According to a report released Wednesday by the Organic Trade Association and Pennsylvania State University, Romania is now the number-one supplier of organic corn for the US, with Turkey, the Netherlands, and Canada following it. Imports of Romanian corn rose to $11.6 million in 2014 (compared to $545,000 in 2013).

"This important study is a 'Help Wanted' message for American farmers," said Laura Batcha, CEO and executive director of the OTA, in a press release. "It shows substantial missed opportunities for the US farmer by not growing organic—whether to meet the demand outside the US or to keep up with the robust domestic demand for organic."

The story is the same for American soy, which also ends up in more animal troughs than human mouths. Because of that, the US imported $73.8 million worth of soy from India last year.

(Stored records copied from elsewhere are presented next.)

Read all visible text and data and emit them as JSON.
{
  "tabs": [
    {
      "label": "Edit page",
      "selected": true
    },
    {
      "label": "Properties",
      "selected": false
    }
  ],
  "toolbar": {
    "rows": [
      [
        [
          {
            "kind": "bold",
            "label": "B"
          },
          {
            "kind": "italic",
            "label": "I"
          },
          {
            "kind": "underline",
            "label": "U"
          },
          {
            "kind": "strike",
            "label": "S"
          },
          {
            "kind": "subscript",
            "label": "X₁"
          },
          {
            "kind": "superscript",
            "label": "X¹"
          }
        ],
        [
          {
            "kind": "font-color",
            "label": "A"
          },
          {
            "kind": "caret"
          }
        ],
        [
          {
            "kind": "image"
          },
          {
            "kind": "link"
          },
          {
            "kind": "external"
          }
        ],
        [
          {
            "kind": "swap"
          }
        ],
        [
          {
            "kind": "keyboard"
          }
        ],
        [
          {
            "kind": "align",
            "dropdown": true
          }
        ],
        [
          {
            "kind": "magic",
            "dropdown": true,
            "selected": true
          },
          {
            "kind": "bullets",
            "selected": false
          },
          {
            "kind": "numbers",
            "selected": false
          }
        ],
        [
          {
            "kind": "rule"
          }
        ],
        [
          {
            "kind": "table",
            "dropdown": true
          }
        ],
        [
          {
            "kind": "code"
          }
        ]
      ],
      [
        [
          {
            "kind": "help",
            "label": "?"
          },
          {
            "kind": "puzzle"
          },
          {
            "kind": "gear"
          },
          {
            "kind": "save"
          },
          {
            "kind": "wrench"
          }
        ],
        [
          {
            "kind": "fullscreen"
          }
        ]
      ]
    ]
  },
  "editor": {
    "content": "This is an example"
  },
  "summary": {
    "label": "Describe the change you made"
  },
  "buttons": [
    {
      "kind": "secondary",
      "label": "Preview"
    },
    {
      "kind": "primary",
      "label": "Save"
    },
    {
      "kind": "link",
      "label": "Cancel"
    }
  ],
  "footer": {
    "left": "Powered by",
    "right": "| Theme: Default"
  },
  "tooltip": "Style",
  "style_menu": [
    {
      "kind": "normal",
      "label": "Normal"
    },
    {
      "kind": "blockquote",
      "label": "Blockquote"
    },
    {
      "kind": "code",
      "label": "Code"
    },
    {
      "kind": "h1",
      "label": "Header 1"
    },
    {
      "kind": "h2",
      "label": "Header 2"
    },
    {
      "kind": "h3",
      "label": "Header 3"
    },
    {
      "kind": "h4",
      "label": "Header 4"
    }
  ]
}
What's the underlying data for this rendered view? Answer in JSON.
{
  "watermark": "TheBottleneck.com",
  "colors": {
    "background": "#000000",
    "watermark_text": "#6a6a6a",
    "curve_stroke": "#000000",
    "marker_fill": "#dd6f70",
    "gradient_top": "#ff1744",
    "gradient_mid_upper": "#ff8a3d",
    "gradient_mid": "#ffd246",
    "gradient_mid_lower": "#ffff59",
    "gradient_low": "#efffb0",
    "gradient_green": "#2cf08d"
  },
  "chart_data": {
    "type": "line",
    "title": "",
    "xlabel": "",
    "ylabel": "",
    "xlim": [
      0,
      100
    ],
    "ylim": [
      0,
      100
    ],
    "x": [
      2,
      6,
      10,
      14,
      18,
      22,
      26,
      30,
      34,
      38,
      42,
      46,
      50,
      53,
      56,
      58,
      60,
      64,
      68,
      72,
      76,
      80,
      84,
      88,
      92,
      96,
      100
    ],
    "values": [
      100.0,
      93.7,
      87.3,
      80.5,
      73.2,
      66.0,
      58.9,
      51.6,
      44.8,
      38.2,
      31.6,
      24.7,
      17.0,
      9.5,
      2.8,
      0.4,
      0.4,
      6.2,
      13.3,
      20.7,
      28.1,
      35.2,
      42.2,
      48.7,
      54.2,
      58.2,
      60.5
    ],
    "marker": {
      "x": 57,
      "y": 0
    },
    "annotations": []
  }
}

Miles McEvoy, deputy administrator of the USDA's National Organic Program, told Bloomberg that the US market could easily meet the demand for organic and non-GMO corn and soy, but the incentives aren't there. "A requirement that all organic farms be free of non-organic seeds and chemicals for three years means farmers give up profit before gaining any price benefit," Bloomberg notes. "Recent high prices that fed record farm profits also gave growers less reason to switch."

With those kinds of limitations and few immediate enticements to meet the demand for non-GMO crops, switching doesn't seem like an option for most farmers anytime soon.